The production on the album is We Are The World-scale studio magic: Booming, metronomic drums buried at the edge of inaudibility in the mix, fat bright bass, a full gospel choir, a Liberace understudy tickling ivories, someone with a synth keyboard set on String Section. This album was made roughly at the apex of Mariah Carey’s pre-tragic era, and evinces a formidable budget and the unwavering catering-to of an artist with enormous talent and clout. Each song has what sounds like a cast of thousands, who take the song and turn all its knobs fully clockwise — except the ‘irony’ knob, which gets rolled all the way down to zero. Mariah’s singing is, well, what I expected. She sings like every bar of every song is the only shot she’ll ever get at convincing you that baby Jesus is the reason the world is beautiful. Some people I read excerpted in the critical reception section of this album’s Wiki article complained about her oversinging, but I’m not really sure why that registers as a valid critique in anyone’s mind. Joe Satriani is still fucking touring. Thomas Kinkade sells millions of prints of his fucking paintings. If you don’t like gaudy over-reaching art, fine, but that’s not really the artist’s fault.

In the Wiki article, there’s a brief section about an upcoming musical production based on this album. It contains the pretty much perfect line, “Her character uses song and love to keep the Christmas spirit alive.” Yes, that’s exactly right. As much as I wanted to come into this album as a jaded  asshole and dismiss it as what it appears to be — trite, manipulative shlock — the problem is it’s really not. As much as I can see people wanting to put on a Bill Cosby sweater and enjoying it ironically or something, I just can’t help but take it seriously. In writing this post so far I’ve gone through a bunch more listens to a couple of the songs I like the most, and it’s really cementing itself in my brain.

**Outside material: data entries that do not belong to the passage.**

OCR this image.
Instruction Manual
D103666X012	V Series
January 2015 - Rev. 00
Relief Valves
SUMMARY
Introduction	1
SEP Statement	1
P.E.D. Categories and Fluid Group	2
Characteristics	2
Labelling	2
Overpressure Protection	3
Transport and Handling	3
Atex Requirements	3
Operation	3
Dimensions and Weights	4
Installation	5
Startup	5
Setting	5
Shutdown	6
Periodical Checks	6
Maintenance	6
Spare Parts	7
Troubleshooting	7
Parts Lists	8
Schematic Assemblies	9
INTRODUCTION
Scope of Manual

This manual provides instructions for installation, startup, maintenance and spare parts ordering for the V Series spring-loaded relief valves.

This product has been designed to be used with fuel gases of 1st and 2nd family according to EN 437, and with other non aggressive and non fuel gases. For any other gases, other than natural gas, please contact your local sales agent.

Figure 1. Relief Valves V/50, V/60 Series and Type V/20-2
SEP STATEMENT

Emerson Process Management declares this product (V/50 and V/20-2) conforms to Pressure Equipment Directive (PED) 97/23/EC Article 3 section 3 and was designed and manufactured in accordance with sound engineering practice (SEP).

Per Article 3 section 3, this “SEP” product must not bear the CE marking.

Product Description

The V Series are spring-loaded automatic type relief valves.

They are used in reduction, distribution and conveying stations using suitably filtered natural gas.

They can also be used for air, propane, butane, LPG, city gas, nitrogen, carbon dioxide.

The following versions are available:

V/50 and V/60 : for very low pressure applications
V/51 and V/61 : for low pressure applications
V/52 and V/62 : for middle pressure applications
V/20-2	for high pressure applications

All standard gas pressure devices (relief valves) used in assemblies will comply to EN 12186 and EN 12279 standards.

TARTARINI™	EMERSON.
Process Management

So yes, I honestly like this. I doubt I would find myself wanting to listen to almost ever in the future, but some music just isn’t like that. This album is the fine china your grandma wills to you, which you don’t appreciate because you’re lazy and usually just use paper plates, until one night when your new fiancee’s parents come over for dinner and you suddenly realize you have a use for it. Then you bust out that china, borrow some linen napkins from your mom, and stop by Wal-Mart to pick up this CD.